USB (Universal Serial Bus) is a standard method for connecting devices and data transfer.
It is a well known fact that sometimes USB devices infect your computer with deadly viruses. Good thing is that now most people know about it, and use an anti-virus software to detect the malware and viruses hidden inside a USB along with data.
But what if the malware is embedded inside the firmware of USB? obviously no antivirus program has the ability to scan the “chip” of a USB drive. So it means that a manipulated USB can infect your computer, without your knowledge; making it a greater security risk than previously believed.
At the Black Hat Hackers conference in Las Vegas, researchers from the Berlin data security company “Security Research Labs” have demonstrated that how easy it is to remotely control a computer with the help of a USB device, and the horror scenario is that the user will never know about this.
The malware is hidden inside the firmware of device. The firmware contains the information about the function of a USB. It tells the computer that if the USB plugged in by the user is a storage device, keyboard, camera, network card or a mobile phone etc.
So if the firmware of a USB has been manipulated it can fool the computer system to think of itself as a keyboard and log all the keystrokes, including your passwords and personal information.
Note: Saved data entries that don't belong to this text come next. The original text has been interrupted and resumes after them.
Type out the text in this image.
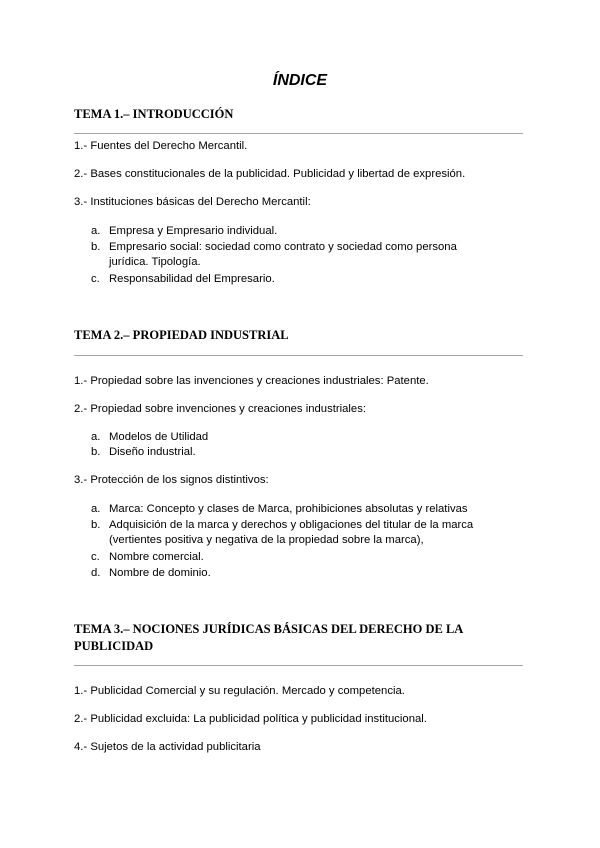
ÍNDICE
TEMA 1.– INTRODUCCIÓN
1.- Fuentes del Derecho Mercantil.
2.- Bases constitucionales de la publicidad. Publicidad y libertad de expresión.
3.- Instituciones básicas del Derecho Mercantil:
a. Empresa y Empresario individual.
b. Empresario social: sociedad como contrato y sociedad como persona jurídica. Tipología.
c. Responsabilidad del Empresario.
TEMA 2.– PROPIEDAD INDUSTRIAL
1.- Propiedad sobre las invenciones y creaciones industriales: Patente.
2.- Propiedad sobre invenciones y creaciones industriales:
a. Modelos de Utilidad
b. Diseño industrial.
3.- Protección de los signos distintivos:
a. Marca: Concepto y clases de Marca, prohibiciones absolutas y relativas
b. Adquisición de la marca y derechos y obligaciones del titular de la marca (vertientes positiva y negativa de la propiedad sobre la marca),
c. Nombre comercial.
d. Nombre de dominio.
TEMA 3.– NOCIONES JURÍDICAS BÁSICAS DEL DERECHO DE LA PUBLICIDAD
1.- Publicidad Comercial y su regulación. Mercado y competencia.
2.- Publicidad excluida: La publicidad política y publicidad institucional.
4.- Sujetos de la actividad publicitaria
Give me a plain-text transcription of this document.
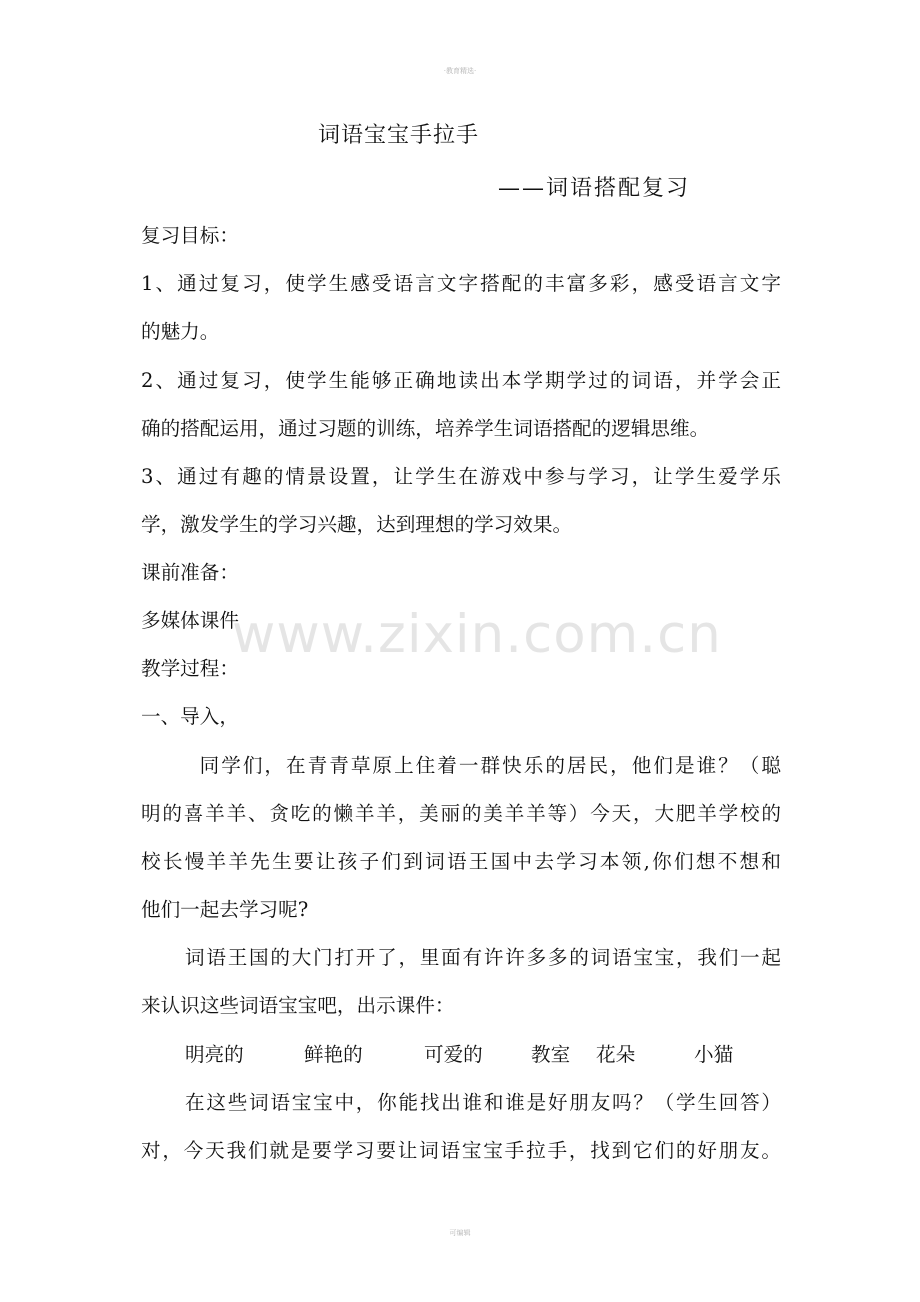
·教育精选·
词语宝宝手拉手
——词语搭配复习
复习目标：
1、通过复习，使学生感受语言文字搭配的丰富多彩，感受语言文字
的魅力。
2、通过复习，使学生能够正确地读出本学期学过的词语，并学会正
确的搭配运用，通过习题的训练，培养学生词语搭配的逻辑思维。
3、通过有趣的情景设置，让学生在游戏中参与学习，让学生爱学乐
学，激发学生的学习兴趣，达到理想的学习效果。
课前准备：
多媒体课件
教学过程：
一、导入，
　同学们，在青青草原上住着一群快乐的居民，他们是谁？（聪
明的喜羊羊、贪吃的懒羊羊，美丽的美羊羊等）今天，大肥羊学校的
校长慢羊羊先生要让孩子们到词语王国中去学习本领,你们想不想和
他们一起去学习呢?
词语王国的大门打开了，里面有许许多多的词语宝宝，我们一起
来认识这些词语宝宝吧，出示课件：
明亮的	鲜艳的	可爱的 教室 花朵	小猫
在这些词语宝宝中，你能找出谁和谁是好朋友吗？（学生回答）
对，今天我们就是要学习要让词语宝宝手拉手，找到它们的好朋友。
www.zixin.com.cn
可编辑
In another scenario, it can disguise itself as a network card and copy all your data traffic and send it to hackers without your notice.
Both of these scenarios were demoed at the Black Hat Hackers conference and there is a significant number of manipulation options which makes things so horrible.
The security experts have demanded to upgrade the USB standard with additional capabilities for security. Unfortunately, at present there is no way to protect yourself against this kind of data theft, other than stop using all kind of USB devices.